Biru teman terunik yang pernah Aro temui, seolah seperti tahu apa yang alam lakukan jika berwujud sebagai manusia. Dia selalu memiliki jawaban unik di setiap percakapan.
Matahari mulai menenggalamkan dirinya dari balik pegunungan. Sebuah sinar menakjubkan yang mengiringinya mulai menerpa di sekitar. Pemandangan matahari terbenam membuat setiap insan selalu bersyukur untuk tinggal di sebuah planet yang Tuhan ciptakan semenakjubkan ini.
Dan kedua orang anak yang tengah takjub menikmati pemandangan dari atas tumpukan beton di taman bersiap untuk sebuah salam perpisahan.
“Biru aku akan kembali ke rumah, senang bertemu denganmu. Aku harap bisa bertemu lagi denganmu besok” ucap Aro penuh riang.
“Senang bisa mengenalmu Aro, senang menjadi bagian yang membuatmu damai. Berjanjilah untuk tetap menyayangi alam sekitarmu. Mungkin saja kita tak akan bisa menyadari suatu hal sebelum merasa kehilangan, jadi jagalah sebaik mungkin” balas Biru dengan senyuman manis yang terukir di wajahnya dan secarik surat Aro untuk langit yang masih berada di tangannya.
Andai saja bertemu Biru lebih awal pasti akan sangat menyenangkan, pikir Aro.
“Kemana kamu akan pulang, Biru?”
“Angkasa”
“Apa maksudnya?”
“Bisa pejamkan matamu, Aro?”
Tanpa banyak bertanya, Aro langsung memejamkan kedua matanya. Sinar matahari terbenam kini telah sampai dan menerpa wajahnya. Semilir angin melambaikan rambut panjangnya yang terurai.

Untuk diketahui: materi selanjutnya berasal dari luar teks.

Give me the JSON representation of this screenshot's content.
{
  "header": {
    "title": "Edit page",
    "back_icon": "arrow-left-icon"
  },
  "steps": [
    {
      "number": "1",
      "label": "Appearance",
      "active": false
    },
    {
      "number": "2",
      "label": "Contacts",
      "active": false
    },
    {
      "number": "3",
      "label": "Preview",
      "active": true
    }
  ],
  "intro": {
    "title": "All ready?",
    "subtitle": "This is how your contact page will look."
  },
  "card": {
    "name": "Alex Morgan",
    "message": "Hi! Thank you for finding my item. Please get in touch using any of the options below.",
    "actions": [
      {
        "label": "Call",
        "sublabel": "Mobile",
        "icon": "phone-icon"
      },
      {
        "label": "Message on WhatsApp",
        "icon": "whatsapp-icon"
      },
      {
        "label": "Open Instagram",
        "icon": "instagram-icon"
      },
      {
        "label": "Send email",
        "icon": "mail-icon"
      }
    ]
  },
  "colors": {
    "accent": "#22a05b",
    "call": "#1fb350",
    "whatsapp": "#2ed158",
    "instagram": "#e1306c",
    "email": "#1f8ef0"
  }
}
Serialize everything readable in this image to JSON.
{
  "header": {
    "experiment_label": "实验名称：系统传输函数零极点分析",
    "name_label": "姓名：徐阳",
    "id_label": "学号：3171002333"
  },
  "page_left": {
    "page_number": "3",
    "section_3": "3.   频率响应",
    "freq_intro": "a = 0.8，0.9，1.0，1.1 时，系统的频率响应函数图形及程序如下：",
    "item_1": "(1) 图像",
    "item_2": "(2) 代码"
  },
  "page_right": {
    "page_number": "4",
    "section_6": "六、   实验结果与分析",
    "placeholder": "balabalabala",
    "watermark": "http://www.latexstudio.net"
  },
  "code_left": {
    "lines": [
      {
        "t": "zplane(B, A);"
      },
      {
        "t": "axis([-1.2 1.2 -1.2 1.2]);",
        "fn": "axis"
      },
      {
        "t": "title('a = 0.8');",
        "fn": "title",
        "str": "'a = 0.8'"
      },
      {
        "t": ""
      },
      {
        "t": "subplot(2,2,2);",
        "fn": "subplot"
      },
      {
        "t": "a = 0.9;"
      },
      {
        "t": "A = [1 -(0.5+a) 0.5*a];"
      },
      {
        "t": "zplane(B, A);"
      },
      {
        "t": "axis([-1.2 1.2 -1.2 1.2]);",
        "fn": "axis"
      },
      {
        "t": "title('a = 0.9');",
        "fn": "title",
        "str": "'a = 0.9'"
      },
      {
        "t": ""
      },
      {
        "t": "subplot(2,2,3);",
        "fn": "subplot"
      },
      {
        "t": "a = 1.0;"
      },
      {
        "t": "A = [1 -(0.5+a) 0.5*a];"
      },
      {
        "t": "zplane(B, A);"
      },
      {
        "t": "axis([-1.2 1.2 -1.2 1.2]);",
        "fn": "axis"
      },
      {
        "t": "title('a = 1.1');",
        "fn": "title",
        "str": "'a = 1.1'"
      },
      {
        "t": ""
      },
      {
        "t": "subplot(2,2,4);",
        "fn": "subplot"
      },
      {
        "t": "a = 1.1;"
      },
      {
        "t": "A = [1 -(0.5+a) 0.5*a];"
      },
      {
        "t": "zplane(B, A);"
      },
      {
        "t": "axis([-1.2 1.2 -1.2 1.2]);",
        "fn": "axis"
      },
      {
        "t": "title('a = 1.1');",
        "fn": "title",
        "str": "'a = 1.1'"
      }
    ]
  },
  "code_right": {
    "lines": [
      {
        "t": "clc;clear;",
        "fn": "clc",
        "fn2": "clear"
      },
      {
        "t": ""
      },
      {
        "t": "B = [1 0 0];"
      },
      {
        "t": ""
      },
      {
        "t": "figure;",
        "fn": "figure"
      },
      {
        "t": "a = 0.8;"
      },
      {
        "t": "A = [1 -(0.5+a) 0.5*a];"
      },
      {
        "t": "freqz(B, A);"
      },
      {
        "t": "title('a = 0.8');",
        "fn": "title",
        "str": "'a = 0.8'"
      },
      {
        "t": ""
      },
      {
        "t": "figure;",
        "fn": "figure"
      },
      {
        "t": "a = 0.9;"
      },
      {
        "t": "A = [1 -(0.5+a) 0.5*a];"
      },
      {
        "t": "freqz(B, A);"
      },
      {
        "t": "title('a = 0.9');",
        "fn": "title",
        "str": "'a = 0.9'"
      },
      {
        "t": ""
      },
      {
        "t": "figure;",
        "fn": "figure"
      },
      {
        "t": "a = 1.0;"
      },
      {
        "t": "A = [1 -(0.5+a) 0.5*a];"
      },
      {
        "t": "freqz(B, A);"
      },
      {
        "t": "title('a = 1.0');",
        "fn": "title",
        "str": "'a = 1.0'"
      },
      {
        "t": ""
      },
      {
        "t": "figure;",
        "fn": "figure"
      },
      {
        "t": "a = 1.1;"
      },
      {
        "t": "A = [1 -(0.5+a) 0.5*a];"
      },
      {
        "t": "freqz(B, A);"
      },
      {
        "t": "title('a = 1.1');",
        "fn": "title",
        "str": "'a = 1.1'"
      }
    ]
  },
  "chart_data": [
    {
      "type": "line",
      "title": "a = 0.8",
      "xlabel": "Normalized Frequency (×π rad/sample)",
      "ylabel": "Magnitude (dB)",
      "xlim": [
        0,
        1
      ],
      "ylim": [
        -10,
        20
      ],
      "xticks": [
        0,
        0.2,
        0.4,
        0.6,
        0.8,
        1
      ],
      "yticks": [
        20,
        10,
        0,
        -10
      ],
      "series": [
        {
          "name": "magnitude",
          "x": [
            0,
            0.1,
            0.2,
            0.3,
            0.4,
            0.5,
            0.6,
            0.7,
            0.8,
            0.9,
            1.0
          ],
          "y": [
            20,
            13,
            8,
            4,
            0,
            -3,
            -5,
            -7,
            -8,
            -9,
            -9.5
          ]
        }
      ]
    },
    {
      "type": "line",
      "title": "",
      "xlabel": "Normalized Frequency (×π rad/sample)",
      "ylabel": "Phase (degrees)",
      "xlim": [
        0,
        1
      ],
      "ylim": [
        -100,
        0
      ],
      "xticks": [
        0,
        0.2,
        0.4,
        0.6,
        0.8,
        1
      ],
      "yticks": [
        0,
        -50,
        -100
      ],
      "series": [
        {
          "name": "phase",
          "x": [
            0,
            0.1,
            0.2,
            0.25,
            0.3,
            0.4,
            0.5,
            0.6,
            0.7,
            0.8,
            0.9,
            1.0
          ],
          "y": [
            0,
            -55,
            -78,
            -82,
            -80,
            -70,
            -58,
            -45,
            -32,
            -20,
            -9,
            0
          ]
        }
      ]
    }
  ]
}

Suasana taman yang tiba tiba saja sejuk menyisakan keheningan tanpa suara Biru.
Aro segera membuka kembali matanya. Ia menoleh ke sekitar taman, tak ada siapapun kecuali dirinya dan secarik suratnya yang tadi Biru pegang. Surat itu tergeletak persis di tempat yang sama saat Biru berdiri tadi. Aro segera mengambilnya dengan rasa terheran.
Biru anak laki laki penuh teka teki itu, cepat sekali perginya? Apa dia bisa teleportasi?
Aro memperhatikan surat yang ia buat dengan teliti. Dan benar saja, ia menemukan sebuah kejanggalan dalam suratnya. Entah bagaimana caranya, ia menemukan sebuah kalimat di sudut suratnya yang berisikan “langit telah menerima surat yang kau buat.”
Tampaknya hari ini penuh keajaiban ya, ujar Aro dalam hati.
“Pantas saja seperti sudah mengenal lama. Ternyata Biru itu adalah kau ya, langit?”